Solche Gemeinschaften können lästig sein, jedoch überwiegt meist der praktische Aspekt. Diese Menschen mag man vielleicht 10 Minuten kennen, vertraut ihnen aber sofort das eigene Gepäck und die eigene Telefonnummer an. Auf Zwischenstopps achtet man gemeinsam darauf, dass bei der Abfahrt alle wieder im Bus sitzen und man tauscht Erfahrungen aus. Aufgrund des temporären Charakters vergisst man aber die Namen schnell, Wir können uns heute nur noch an Erdal erinnern, der uns seinen Namen einfach treffend beschrieb: Erdal, so wie die Schuhcreme mit dem Frosch aus Deutschland. Die anderen zwei Namen sind uns leider schon wieder entfallen. Trotzdem wünschen wir allen eine gute Weiterreise und viele schöne Erlebnisse.
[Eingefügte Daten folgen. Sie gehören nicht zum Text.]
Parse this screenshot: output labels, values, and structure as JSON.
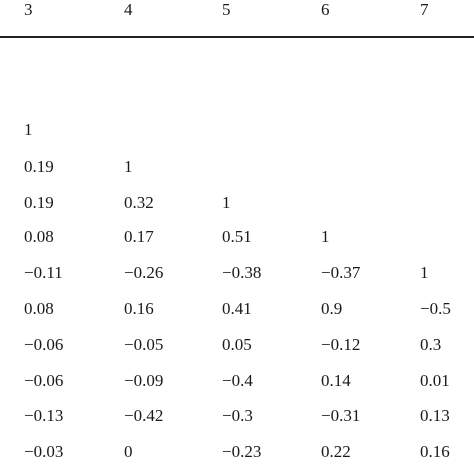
{
  "table": {
    "columns": [
      "3",
      "4",
      "5",
      "6",
      "7"
    ],
    "rows": [
      [
        "1",
        "",
        "",
        "",
        ""
      ],
      [
        "0.19",
        "1",
        "",
        "",
        ""
      ],
      [
        "0.19",
        "0.32",
        "1",
        "",
        ""
      ],
      [
        "0.08",
        "0.17",
        "0.51",
        "1",
        ""
      ],
      [
        "−0.11",
        "−0.26",
        "−0.38",
        "−0.37",
        "1"
      ],
      [
        "0.08",
        "0.16",
        "0.41",
        "0.9",
        "−0.5"
      ],
      [
        "−0.06",
        "−0.05",
        "0.05",
        "−0.12",
        "0.3"
      ],
      [
        "−0.06",
        "−0.09",
        "−0.4",
        "0.14",
        "0.01"
      ],
      [
        "−0.13",
        "−0.42",
        "−0.3",
        "−0.31",
        "0.13"
      ],
      [
        "−0.03",
        "0",
        "−0.23",
        "0.22",
        "0.16"
      ]
    ]
  }
}
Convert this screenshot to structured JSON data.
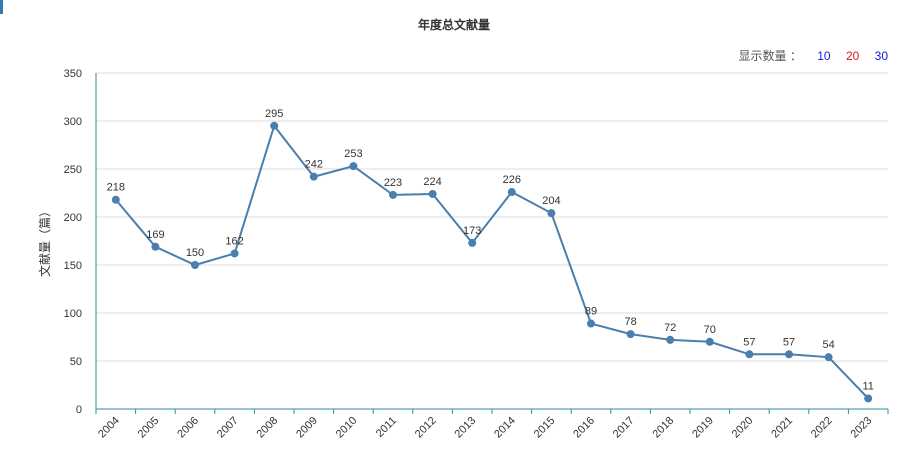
{
  "chart_data": {
    "type": "line",
    "title": "年度总文献量",
    "ylabel": "文献量（篇）",
    "xlabel": "",
    "x": [
      "2004",
      "2005",
      "2006",
      "2007",
      "2008",
      "2009",
      "2010",
      "2011",
      "2012",
      "2013",
      "2014",
      "2015",
      "2016",
      "2017",
      "2018",
      "2019",
      "2020",
      "2021",
      "2022",
      "2023"
    ],
    "values": [
      218,
      169,
      150,
      162,
      295,
      242,
      253,
      223,
      224,
      173,
      226,
      204,
      89,
      78,
      72,
      70,
      57,
      57,
      54,
      11
    ],
    "ylim": [
      0,
      350
    ],
    "yticks": [
      0,
      50,
      100,
      150,
      200,
      250,
      300,
      350
    ],
    "grid": true,
    "line_color": "#4a7eac"
  },
  "controls": {
    "display_label": "显示数量 ：",
    "options": [
      {
        "label": "10",
        "color": "#1a1adb"
      },
      {
        "label": "20",
        "color": "#d81a1a"
      },
      {
        "label": "30",
        "color": "#1a1adb"
      }
    ]
  }
}
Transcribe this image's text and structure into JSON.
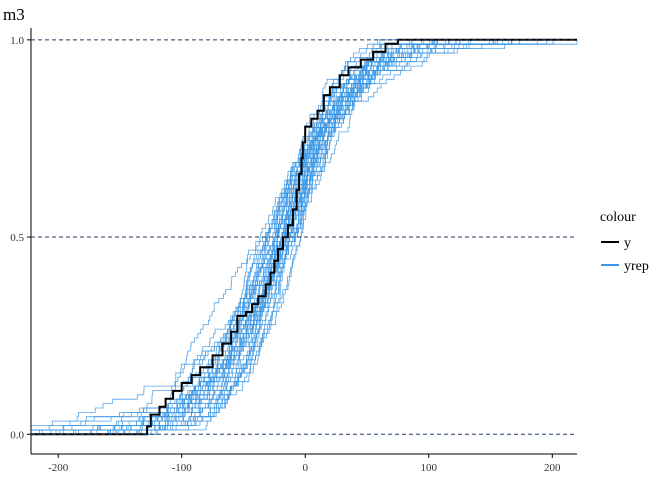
{
  "chart_data": {
    "type": "line",
    "title": "m3",
    "xlabel": "",
    "ylabel": "",
    "xlim": [
      -222,
      220
    ],
    "ylim": [
      -0.05,
      1.03
    ],
    "x_ticks": [
      "-200",
      "-100",
      "0",
      "100",
      "200"
    ],
    "x_tick_values": [
      -200,
      -100,
      0,
      100,
      200
    ],
    "y_ticks": [
      "0.0",
      "0.5",
      "1.0"
    ],
    "y_tick_values": [
      0.0,
      0.5,
      1.0
    ],
    "reference_lines_y": [
      0.0,
      0.5,
      1.0
    ],
    "grid": false,
    "legend": {
      "title": "colour",
      "placement": "right",
      "entries": [
        {
          "label": "y",
          "color": "#000000"
        },
        {
          "label": "yrep",
          "color": "#3a96e6"
        }
      ]
    },
    "series": [
      {
        "name": "y",
        "color": "#000000",
        "step": true,
        "points": [
          [
            -222,
            0.0
          ],
          [
            -130,
            0.0
          ],
          [
            -128,
            0.02
          ],
          [
            -125,
            0.05
          ],
          [
            -118,
            0.07
          ],
          [
            -113,
            0.09
          ],
          [
            -107,
            0.11
          ],
          [
            -100,
            0.13
          ],
          [
            -92,
            0.15
          ],
          [
            -85,
            0.17
          ],
          [
            -75,
            0.2
          ],
          [
            -67,
            0.23
          ],
          [
            -60,
            0.26
          ],
          [
            -55,
            0.3
          ],
          [
            -48,
            0.31
          ],
          [
            -43,
            0.33
          ],
          [
            -38,
            0.35
          ],
          [
            -32,
            0.38
          ],
          [
            -28,
            0.41
          ],
          [
            -25,
            0.44
          ],
          [
            -22,
            0.47
          ],
          [
            -18,
            0.5
          ],
          [
            -14,
            0.53
          ],
          [
            -10,
            0.57
          ],
          [
            -7,
            0.62
          ],
          [
            -5,
            0.66
          ],
          [
            -3,
            0.7
          ],
          [
            -2,
            0.74
          ],
          [
            0,
            0.78
          ],
          [
            5,
            0.8
          ],
          [
            10,
            0.82
          ],
          [
            15,
            0.86
          ],
          [
            20,
            0.88
          ],
          [
            28,
            0.91
          ],
          [
            35,
            0.93
          ],
          [
            45,
            0.95
          ],
          [
            55,
            0.97
          ],
          [
            65,
            0.99
          ],
          [
            75,
            1.0
          ],
          [
            220,
            1.0
          ]
        ]
      },
      {
        "name": "yrep",
        "color": "#3a96e6",
        "draws": 40,
        "center": -18,
        "scale": 30
      }
    ]
  }
}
Das Fass darf nicht überlaufen

Der einzige nennenswerte Moment der gesamten Busreise ereignete sich am Grenzübergang Vioolsdrift nach Namibia. Grenzschützer und Passstempler sind nicht unbedingt für ihre offene, herzliche und entgegenkommende Art bekannt. Besonders dann nicht, wenn ein Bus mit geschätzt 60 Menschen an Bord mitten in der Nacht an ihr Stempelkissen rollt.
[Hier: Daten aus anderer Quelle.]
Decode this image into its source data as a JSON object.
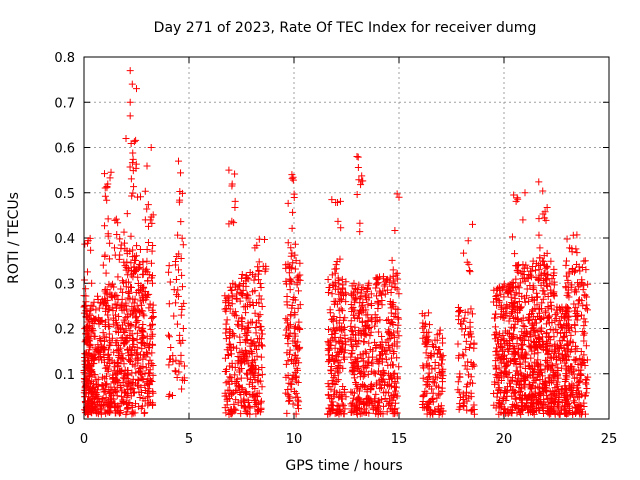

Wir verbrachten wir gute drei Stunden an der Grenze, mussten zweimal aus dem Bus aussteigen, zweimal wieder ein, die südafrikanischen Grenzbeamten stempelten unsere Ausreise, die namibischen 250m die Straße runter unsere Einreise. Also überall Schlange stehen, sich kritisch angucken lassen und in der Schlange zwei Schritte vorlaufen. Auch das Gepäck wurde einer gründlichen Untersuchung unterzogen oder besser gesagt, der ganze Bus. Denn an der Grenze stand tatsächlich eine Halle mit Röntgengerät, in die der ganze Bus hineinfahren musste. Bei dieser Prozedur fanden die (für die Uhrzeit doch sehr engagierten Grenzer) tatsächlich eine Ungereimtheit auf ihren Bildschirmen. Dummerweise hieß das, dass das gesamte Gepäck ausladen, um ein verdächtiges Fass zu untersuchen. In dem Fass befanden sich hochgefährliche Flaschen mit Oliven – oder Sonnenöl, die ein Passagier beim Zoll nicht angegeben hatte. Für ganze 200 Rand Zollgebühr (etwa 15 Euro) wären uns fast 1,5 Stunden nächtliches Rumstehen erspart geblieben. Einen Preis, den unsere Fünfergruppe ausgelegt hätte, hätten wir früher von dem Sachverhalts erfahren.

Ziemlich übermüdet, ohne das Faß mit dem Öl, aber mit den wichtigen Einreisestempeln im Pass, ging es weiter. Falls einer der Leser in Nähe des Grenzübergangs wohnt, empfehle ich dort einen Shop oder ein Kaffee zu eröffnen. Man wäre (noch) konkurrenzlos und könnte Mondpreise verlangen, die Touristen mitten in der Nacht mit Sicherheit zahlen.

Am frühen Morgen kamen wir in Windhoek an und buchten uns unweit von Christina und Ian in ein B&B. Die namibische Hauptstadt sollte nur unser Drehkreuz für weitere Abenteuer werden.